There were three things that I think mainly created the sound of drum & bass. The first thing was MIDI, which enabled you to lock together a lot of instruments so that they all marched precisely in step. The second was computer mixing, which enabled you to finesse mixes by polishing very tiny details of the mixes. It was a deadly process and produced some of the worst music ever heard. And the third thing was the mass availability of quite cheap preprogrammed synthesizers. So, suddenly there was available to everyone a library of relatively exotic electronic sounds. And I think it’s those three things that made drum & bass.

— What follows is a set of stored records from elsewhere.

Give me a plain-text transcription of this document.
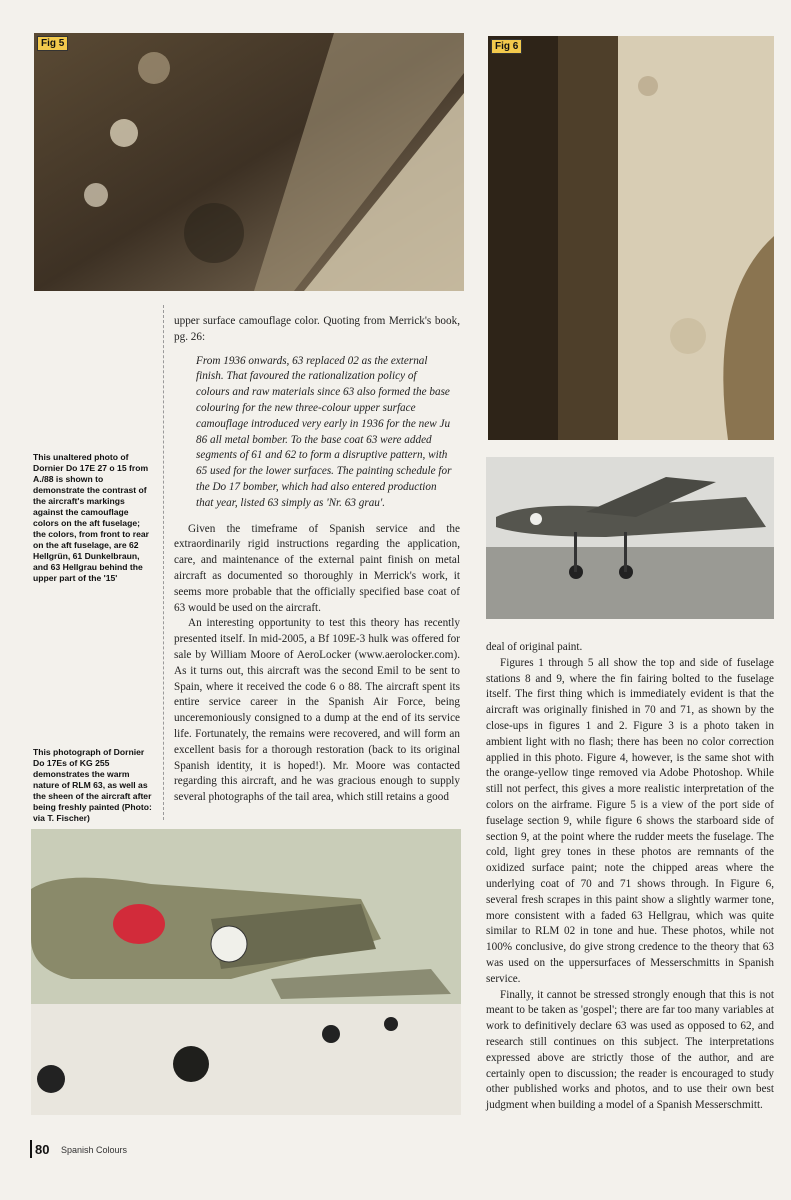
Fig 5	Fig 6
This unaltered photo of Dornier Do 17E 27 o 15 from A./88 is shown to demonstrate the contrast of the aircraft's markings against the camouflage colors on the aft fuselage; the colors, from front to rear on the aft fuselage, are 62 Hellgrün, 61 Dunkelbraun, and 63 Hellgrau behind the upper part of the '15'
This photograph of Dornier Do 17Es of KG 255 demonstrates the warm nature of RLM 63, as well as the sheen of the aircraft after being freshly painted (Photo: via T. Fischer)

upper surface camouflage color. Quoting from Merrick's book, pg. 26:

From 1936 onwards, 63 replaced 02 as the external finish. That favoured the rationalization policy of colours and raw materials since 63 also formed the base colouring for the new three-colour upper surface camouflage introduced very early in 1936 for the new Ju 86 all metal bomber. To the base coat 63 were added segments of 61 and 62 to form a disruptive pattern, with 65 used for the lower surfaces. The painting schedule for the Do 17 bomber, which had also entered production that year, listed 63 simply as 'Nr. 63 grau'.

Given the timeframe of Spanish service and the extraordinarily rigid instructions regarding the application, care, and maintenance of the external paint finish on metal aircraft as documented so thoroughly in Merrick's work, it seems more probable that the officially specified base coat of 63 would be used on the aircraft.

An interesting opportunity to test this theory has recently presented itself. In mid-2005, a Bf 109E-3 hulk was offered for sale by William Moore of AeroLocker (www.aerolocker.com). As it turns out, this aircraft was the second Emil to be sent to Spain, where it received the code 6 o 88. The aircraft spent its entire service career in the Spanish Air Force, being unceremoniously consigned to a dump at the end of its service life. Fortunately, the remains were recovered, and will form an excellent basis for a thorough restoration (back to its original Spanish identity, it is hoped!). Mr. Moore was contacted regarding this aircraft, and he was gracious enough to supply several photographs of the tail area, which still retains a good

deal of original paint.

Figures 1 through 5 all show the top and side of fuselage stations 8 and 9, where the fin fairing bolted to the fuselage itself. The first thing which is immediately evident is that the aircraft was originally finished in 70 and 71, as shown by the close-ups in figures 1 and 2. Figure 3 is a photo taken in ambient light with no flash; there has been no color correction applied in this photo. Figure 4, however, is the same shot with the orange-yellow tinge removed via Adobe Photoshop. While still not perfect, this gives a more realistic interpretation of the colors on the airframe. Figure 5 is a view of the port side of fuselage section 9, while figure 6 shows the starboard side of section 9, at the point where the rudder meets the fuselage. The cold, light grey tones in these photos are remnants of the oxidized surface paint; note the chipped areas where the underlying coat of 70 and 71 shows through. In Figure 6, several fresh scrapes in this paint show a slightly warmer tone, more consistent with a faded 63 Hellgrau, which was quite similar to RLM 02 in tone and hue. These photos, while not 100% conclusive, do give strong credence to the theory that 63 was used on the uppersurfaces of Messerschmitts in Spanish service.

Finally, it cannot be stressed strongly enough that this is not meant to be taken as 'gospel'; there are far too many variables at work to definitively declare 63 was used as opposed to 62, and research still continues on this subject. The interpretations expressed above are strictly those of the author, and are certainly open to discussion; the reader is encouraged to study other published works and photos, and to use their own best judgment when building a model of a Spanish Messerschmitt.

80 Spanish Colours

I enjoyed that sound in its time, but I just got completely fed up with how easy it had all become and how you switched the radio on and you’d hear another tightly locked piece of music: Clock-clock-clock. And you could just hear all the clocks ticking in it, you know.

And then, as always, I was listening to a lot of ’50s and ’60s music, R&B and old pop songs. What impressed me so much about them was how unclocked they were, how loose and frail and organic. You’d hear a song where instead of every single moment and part of the space being filled with some bloody cheap synthesizer sound or other, there were sometimes real spaces, where people didn’t play anything in particular. The track would just groove along.

If you listen to early Al Green records or something like that, there’s really nothing happening a lot of the time. Sometimes, there’s just the guy singing in the studio, and you can hear feet tapping and the musicians are just playing in a quite relaxed way. This gentleness and this lack of the desire to fill every moment with some kind of special, little event started to become more and more attractive to me.

I started to find jazz more and more attractive as well. It seemed to me to be music on the verge of a nervous breakdown the whole time. It always seemed like it was going to fall apart, as opposed to drum & bass, which seemed so invulnerable and so totally rock solid, tightly bolted together. And I started to think that drum & bass was actually very un-modern. It was very “industrial revolution” in a way. It was filled with musical rivets everywhere. There was no biology to it. It will die.

Actually…I edited that slightly. It’s not Brian Eno talking about drum & bass, but about 80s music in this interview.
Sounded familiar to me though, especially with reference to what I’ve written about the type of sounds we use and why we use them.